Furthermore, an employee’s right to union representation, on request, during an investigatory interview is a statutory right, not a term and condition of employment to be determined by the employer, the Board further noted. It added that the right extends to all bargaining-unit employees. “The right to representation is derived from the Section 7 right of employees to act in concert for mutual aid or protection, and it does not entail a bargaining obligation on the part of the employer,” the Board explained. “Instead, the Weingarten right is grounded in Section 7 and 8(a)(1) [of the NLRA] and seeks to ensure that employers carrying out investigations do not restrain or coerce employees in the exercise of their Section 7 rights,” the Board wrote. Therefore, the Weingarten right is held by the employee, not the union.
The NLRB panel then concluded that an Administrative Law Judge (ALJ) correctly found that the manager who called the worker in for a disciplinary investigatory interview did not comply with any of the Weingarten options. The manager did not offer the employee the option of not continuing with the meeting. Rather, the manager categorically rejected the worker’s request for the union steward and, instead, summoned another bargaining unit employee – who had no position with the union – as a substitute. (When he arrived at the meeting, the other employee also requested the presence of the union steward.) The employer suspended and ultimately discharged the employee following the meeting for violating its attendance policy.

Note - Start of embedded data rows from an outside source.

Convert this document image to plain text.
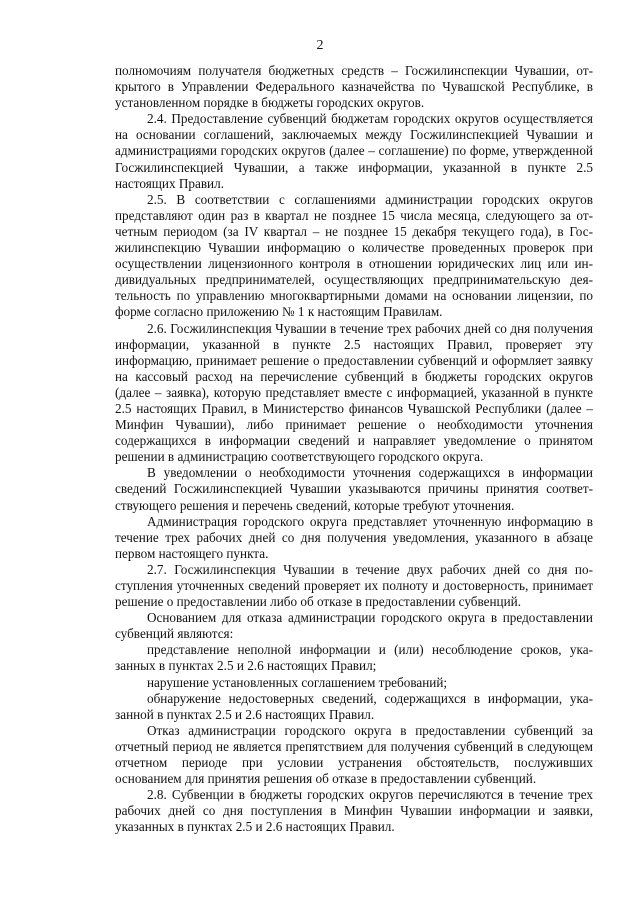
2

полномочиям получателя бюджетных средств – Госжилинспекции Чувашии, открытого в Управлении Федерального казначейства по Чувашской Республике, в установленном порядке в бюджеты городских округов.

2.4. Предоставление субвенций бюджетам городских округов осуществляется на основании соглашений, заключаемых между Госжилинспекцией Чувашии и администрациями городских округов (далее – соглашение) по форме, утвержденной Госжилинспекцией Чувашии, а также информации, указанной в пункте 2.5 настоящих Правил.

2.5. В соответствии с соглашениями администрации городских округов представляют один раз в квартал не позднее 15 числа месяца, следующего за отчетным периодом (за IV квартал – не позднее 15 декабря текущего года), в Госжилинспекцию Чувашии информацию о количестве проведенных проверок при осуществлении лицензионного контроля в отношении юридических лиц или индивидуальных предпринимателей, осуществляющих предпринимательскую деятельность по управлению многоквартирными домами на основании лицензии, по форме согласно приложению № 1 к настоящим Правилам.

2.6. Госжилинспекция Чувашии в течение трех рабочих дней со дня получения информации, указанной в пункте 2.5 настоящих Правил, проверяет эту информацию, принимает решение о предоставлении субвенций и оформляет заявку на кассовый расход на перечисление субвенций в бюджеты городских округов (далее – заявка), которую представляет вместе с информацией, указанной в пункте 2.5 настоящих Правил, в Министерство финансов Чувашской Республики (далее – Минфин Чувашии), либо принимает решение о необходимости уточнения содержащихся в информации сведений и направляет уведомление о принятом решении в администрацию соответствующего городского округа.

В уведомлении о необходимости уточнения содержащихся в информации сведений Госжилинспекцией Чувашии указываются причины принятия соответствующего решения и перечень сведений, которые требуют уточнения.

Администрация городского округа представляет уточненную информацию в течение трех рабочих дней со дня получения уведомления, указанного в абзаце первом настоящего пункта.

2.7. Госжилинспекция Чувашии в течение двух рабочих дней со дня поступления уточненных сведений проверяет их полноту и достоверность, принимает решение о предоставлении либо об отказе в предоставлении субвенций.

Основанием для отказа администрации городского округа в предоставлении субвенций являются:

представление неполной информации и (или) несоблюдение сроков, указанных в пунктах 2.5 и 2.6 настоящих Правил;

нарушение установленных соглашением требований;

обнаружение недостоверных сведений, содержащихся в информации, указанной в пунктах 2.5 и 2.6 настоящих Правил.

Отказ администрации городского округа в предоставлении субвенций за отчетный период не является препятствием для получения субвенций в следующем отчетном периоде при условии устранения обстоятельств, послуживших основанием для принятия решения об отказе в предоставлении субвенций.

2.8. Субвенции в бюджеты городских округов перечисляются в течение трех рабочих дней со дня поступления в Минфин Чувашии информации и заявки, указанных в пунктах 2.5 и 2.6 настоящих Правил.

In addition, the employer argued that the employee waived his Weingarten rights by agreeing to continue the meeting with his fellow employee present. Yet, the Board pointed out that the employee’s acquiescence was not voluntary because it came only after the manager refused to call the union steward and the employee had no reason to believe he could leave the meeting. Moreover, after the employee asked for the union steward, the employer was required to allow a reasonable amount of time for the steward to become available. In this case, the steward was only 25 minutes away, and therefore, could have attended the meeting within a reasonable period of time. As such, the ALJ correctly concluded that the employer violated Section 8(a)(1) of the NLRA by proceeding with the investigatory interview after denying the employee’s request for a union representative.